Look, there’s a lot of privilege wrapped up in being a travel writer. Some of it is inherent. It requires a (semi-expendable) income, flexibility with work, valid passports, and bodies that are easily moved from one spot to another. But there’s an obligation in it, too. Travel is not a singular, solitary action. It is not something that exists in a vacuum. We interact with our environments, with the community and cultures that we find ourselves in. If we travel during a pandemic, we aren’t simply assuming risk for ourselves. We’re endangering everyone around us. We could spread a disease to fellow passengers, to airline and airport and hospitality employees. We could eventually be hospitalized in healthcare system that is unprepared for an influx of travelers, diverting resources from locals.
And if we are travel writers, we are leading by example. If we travel, we risk spreading the misconception that all travel is safe. As Pam notes, the world is full of science deniers. They do not see the differences between our actions and theirs. They do not understand the precautions that we’ve taken. They simply see it as an endorsement – from travel professionals – that it is okay to see the world right now.
And it’s not.
Look, this sucks. Being a travel writer who doesn’t travel messes with your sense of self. I miss my family. I miss my friends. I miss my job.

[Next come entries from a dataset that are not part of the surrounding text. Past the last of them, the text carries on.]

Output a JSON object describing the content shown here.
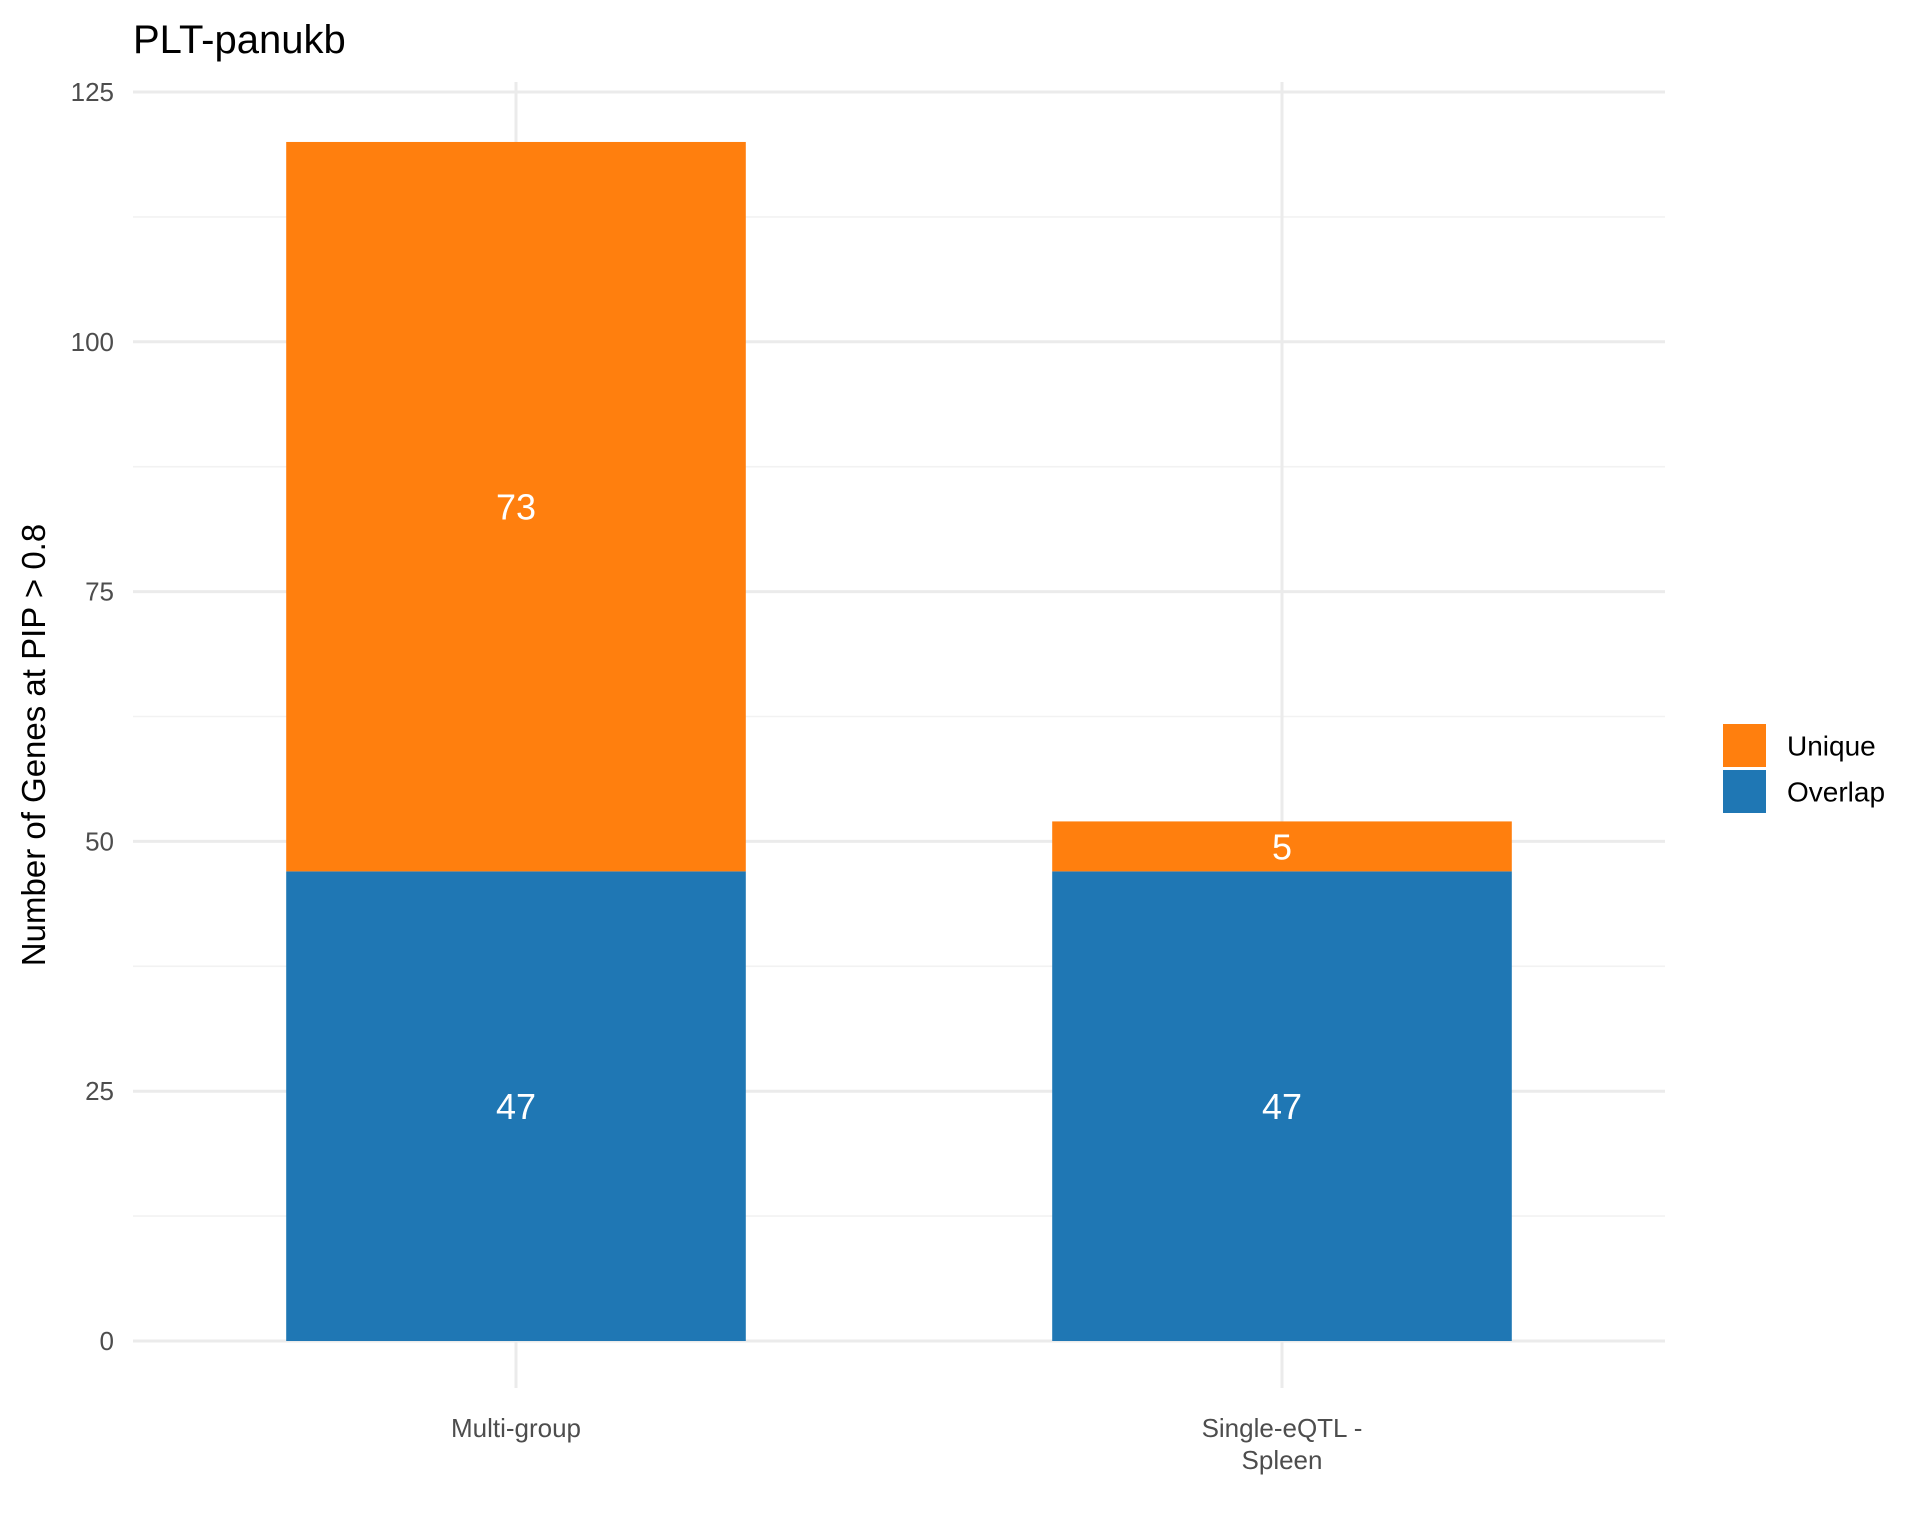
{
  "chart_data": {
    "type": "bar",
    "stacked": true,
    "title": "PLT-panukb",
    "xlabel": "",
    "ylabel": "Number of Genes at PIP > 0.8",
    "categories": [
      [
        "Multi-group"
      ],
      [
        "Single-eQTL -",
        "Spleen"
      ]
    ],
    "series": [
      {
        "name": "Overlap",
        "color": "#1f77b4",
        "values": [
          47,
          47
        ]
      },
      {
        "name": "Unique",
        "color": "#ff7f0e",
        "values": [
          73,
          5
        ]
      }
    ],
    "ylim": [
      0,
      125
    ],
    "yticks": [
      0,
      25,
      50,
      75,
      100,
      125
    ],
    "grid": true,
    "legend_position": "right",
    "legend_order": [
      "Unique",
      "Overlap"
    ],
    "show_value_labels": true
  }
}
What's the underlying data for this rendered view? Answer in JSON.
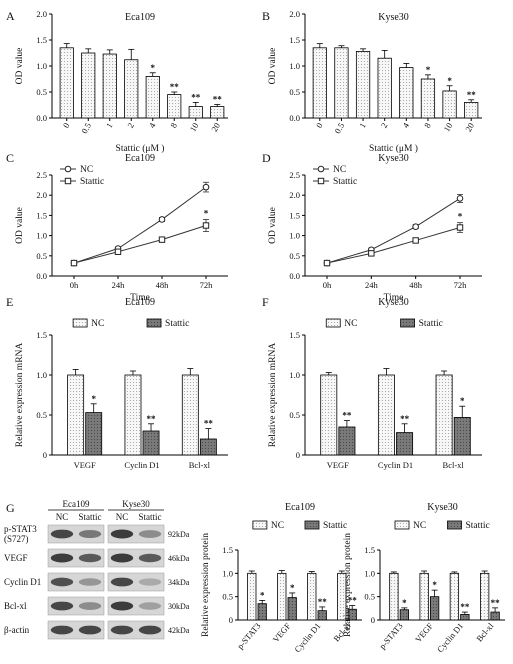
{
  "panels": [
    "A",
    "B",
    "C",
    "D",
    "E",
    "F",
    "G"
  ],
  "colors": {
    "light_bar": "#f4f4f4",
    "dark_bar": "#6f6f6f",
    "line": "#333333"
  },
  "chart_data": [
    {
      "panel": "A",
      "type": "bar",
      "title": "Eca109",
      "categories": [
        "0",
        "0.5",
        "1",
        "2",
        "4",
        "8",
        "10",
        "20"
      ],
      "values": [
        1.35,
        1.25,
        1.23,
        1.12,
        0.8,
        0.45,
        0.22,
        0.22
      ],
      "errors": [
        0.08,
        0.08,
        0.08,
        0.2,
        0.07,
        0.05,
        0.08,
        0.04
      ],
      "sig": [
        "",
        "",
        "",
        "",
        "*",
        "**",
        "**",
        "**"
      ],
      "xlabel": "Stattic (μM )",
      "ylabel": "OD value",
      "ylim": [
        0,
        2.0
      ],
      "yticks": [
        "0.0",
        "0.5",
        "1.0",
        "1.5",
        "2.0"
      ]
    },
    {
      "panel": "B",
      "type": "bar",
      "title": "Kyse30",
      "categories": [
        "0",
        "0.5",
        "1",
        "2",
        "4",
        "8",
        "10",
        "20"
      ],
      "values": [
        1.35,
        1.35,
        1.28,
        1.15,
        0.97,
        0.75,
        0.52,
        0.3
      ],
      "errors": [
        0.08,
        0.04,
        0.05,
        0.15,
        0.08,
        0.08,
        0.1,
        0.05
      ],
      "sig": [
        "",
        "",
        "",
        "",
        "",
        "*",
        "*",
        "**"
      ],
      "xlabel": "Stattic (μM )",
      "ylabel": "OD value",
      "ylim": [
        0,
        2.0
      ],
      "yticks": [
        "0.0",
        "0.5",
        "1.0",
        "1.5",
        "2.0"
      ]
    },
    {
      "panel": "C",
      "type": "line",
      "title": "Eca109",
      "categories": [
        "0h",
        "24h",
        "48h",
        "72h"
      ],
      "series": [
        {
          "name": "NC",
          "marker": "circle",
          "values": [
            0.32,
            0.68,
            1.4,
            2.2
          ],
          "errors": [
            0.03,
            0.04,
            0.05,
            0.12
          ]
        },
        {
          "name": "Stattic",
          "marker": "square",
          "values": [
            0.32,
            0.6,
            0.9,
            1.25
          ],
          "errors": [
            0.03,
            0.04,
            0.05,
            0.15
          ]
        }
      ],
      "sig": [
        "",
        "",
        "",
        "*"
      ],
      "xlabel": "Time",
      "ylabel": "OD value",
      "ylim": [
        0,
        2.5
      ],
      "yticks": [
        "0.0",
        "0.5",
        "1.0",
        "1.5",
        "2.0",
        "2.5"
      ]
    },
    {
      "panel": "D",
      "type": "line",
      "title": "Kyse30",
      "categories": [
        "0h",
        "24h",
        "48h",
        "72h"
      ],
      "series": [
        {
          "name": "NC",
          "marker": "circle",
          "values": [
            0.32,
            0.65,
            1.22,
            1.92
          ],
          "errors": [
            0.03,
            0.04,
            0.05,
            0.1
          ]
        },
        {
          "name": "Stattic",
          "marker": "square",
          "values": [
            0.32,
            0.56,
            0.88,
            1.2
          ],
          "errors": [
            0.03,
            0.04,
            0.05,
            0.12
          ]
        }
      ],
      "sig": [
        "",
        "",
        "",
        "*"
      ],
      "xlabel": "Time",
      "ylabel": "OD value",
      "ylim": [
        0,
        2.5
      ],
      "yticks": [
        "0.0",
        "0.5",
        "1.0",
        "1.5",
        "2.0",
        "2.5"
      ]
    },
    {
      "panel": "E",
      "type": "bar",
      "title": "Eca109",
      "categories": [
        "VEGF",
        "Cyclin D1",
        "Bcl-xl"
      ],
      "series": [
        {
          "name": "NC",
          "values": [
            1.0,
            1.0,
            1.0
          ],
          "errors": [
            0.07,
            0.05,
            0.08
          ]
        },
        {
          "name": "Stattic",
          "values": [
            0.53,
            0.3,
            0.2
          ],
          "errors": [
            0.11,
            0.09,
            0.13
          ]
        }
      ],
      "sig": [
        "*",
        "**",
        "**"
      ],
      "xlabel": "",
      "ylabel": "Relative expression mRNA",
      "ylim": [
        0,
        1.5
      ],
      "yticks": [
        "0",
        "0.5",
        "1.0",
        "1.5"
      ]
    },
    {
      "panel": "F",
      "type": "bar",
      "title": "Kyse30",
      "categories": [
        "VEGF",
        "Cyclin D1",
        "Bcl-xl"
      ],
      "series": [
        {
          "name": "NC",
          "values": [
            1.0,
            1.0,
            1.0
          ],
          "errors": [
            0.03,
            0.08,
            0.05
          ]
        },
        {
          "name": "Stattic",
          "values": [
            0.35,
            0.28,
            0.47
          ],
          "errors": [
            0.08,
            0.11,
            0.14
          ]
        }
      ],
      "sig": [
        "**",
        "**",
        "*"
      ],
      "xlabel": "",
      "ylabel": "Relative expression mRNA",
      "ylim": [
        0,
        1.5
      ],
      "yticks": [
        "0",
        "0.5",
        "1.0",
        "1.5"
      ]
    },
    {
      "panel": "G",
      "type": "bar",
      "title": "Eca109",
      "categories": [
        "p-STAT3",
        "VEGF",
        "Cyclin D1",
        "Bcl-xl"
      ],
      "series": [
        {
          "name": "NC",
          "values": [
            1.0,
            1.0,
            1.0,
            1.0
          ],
          "errors": [
            0.05,
            0.06,
            0.04,
            0.05
          ]
        },
        {
          "name": "Stattic",
          "values": [
            0.35,
            0.48,
            0.2,
            0.23
          ],
          "errors": [
            0.07,
            0.1,
            0.08,
            0.08
          ]
        }
      ],
      "sig": [
        "*",
        "*",
        "**",
        "**"
      ],
      "xlabel": "",
      "ylabel": "Relative expression protein",
      "ylim": [
        0,
        1.5
      ],
      "yticks": [
        "0",
        "0.5",
        "1.0",
        "1.5"
      ]
    },
    {
      "panel": "G",
      "type": "bar",
      "title": "Kyse30",
      "categories": [
        "p-STAT3",
        "VEGF",
        "Cyclin D1",
        "Bcl-xl"
      ],
      "series": [
        {
          "name": "NC",
          "values": [
            1.0,
            1.0,
            1.0,
            1.0
          ],
          "errors": [
            0.03,
            0.05,
            0.03,
            0.05
          ]
        },
        {
          "name": "Stattic",
          "values": [
            0.22,
            0.5,
            0.12,
            0.17
          ],
          "errors": [
            0.04,
            0.14,
            0.05,
            0.09
          ]
        }
      ],
      "sig": [
        "*",
        "*",
        "**",
        "**"
      ],
      "xlabel": "",
      "ylabel": "Relative expression protein",
      "ylim": [
        0,
        1.5
      ],
      "yticks": [
        "0",
        "0.5",
        "1.0",
        "1.5"
      ]
    }
  ],
  "western_blot": {
    "cell_lines": [
      "Eca109",
      "Kyse30"
    ],
    "lanes": [
      "NC",
      "Stattic",
      "NC",
      "Stattic"
    ],
    "proteins": [
      {
        "name": "p-STAT3\n(S727)",
        "kda": "92kDa",
        "bands": [
          0.8,
          0.55,
          0.85,
          0.45
        ]
      },
      {
        "name": "VEGF",
        "kda": "46kDa",
        "bands": [
          0.85,
          0.7,
          0.85,
          0.7
        ]
      },
      {
        "name": "Cyclin D1",
        "kda": "34kDa",
        "bands": [
          0.75,
          0.4,
          0.8,
          0.3
        ]
      },
      {
        "name": "Bcl-xl",
        "kda": "30kDa",
        "bands": [
          0.8,
          0.45,
          0.85,
          0.35
        ]
      },
      {
        "name": "β-actin",
        "kda": "42kDa",
        "bands": [
          0.8,
          0.8,
          0.8,
          0.8
        ]
      }
    ]
  }
}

But the thing, pandemics aren’t supposed to be fun. Global catastrophes aren’t supposed to be convenient, or enjoyable. They turn your world upside down, by design. It’s fucking awful. People are dying. I haven’t hugged my mom in a year. My nephew doesn’t know me. I am literally a stranger to him. My aunt and uncle are in their 80s, and my husband is terrified – absolutely terrified – that something will happen to them and we won’t get to say goodbye, in the same way we didn’t get to say goodbye to his grandmother.
There’s this longing for things to go back to how they were – I feel it so desperately, in my bones, while at the same realizing that it doesn’t get to happen for so many people. I think of everyone I know who has lost someone to Covid, and about how once vaccines are available and the world opens back up, their lives doesn’t go back to how they were. If you stretch an elastic band far enough, sometimes it stays like that, stretched out and brittle. Sometimes it just breaks.
I want this to be over. And it fucking would be, if people just stayed at home. I’m asking you to do that, not just for yourself but for all of us. And if you decide to ignore not just your own well being, but everyone else’s … well, at least have the decency to be quiet about it.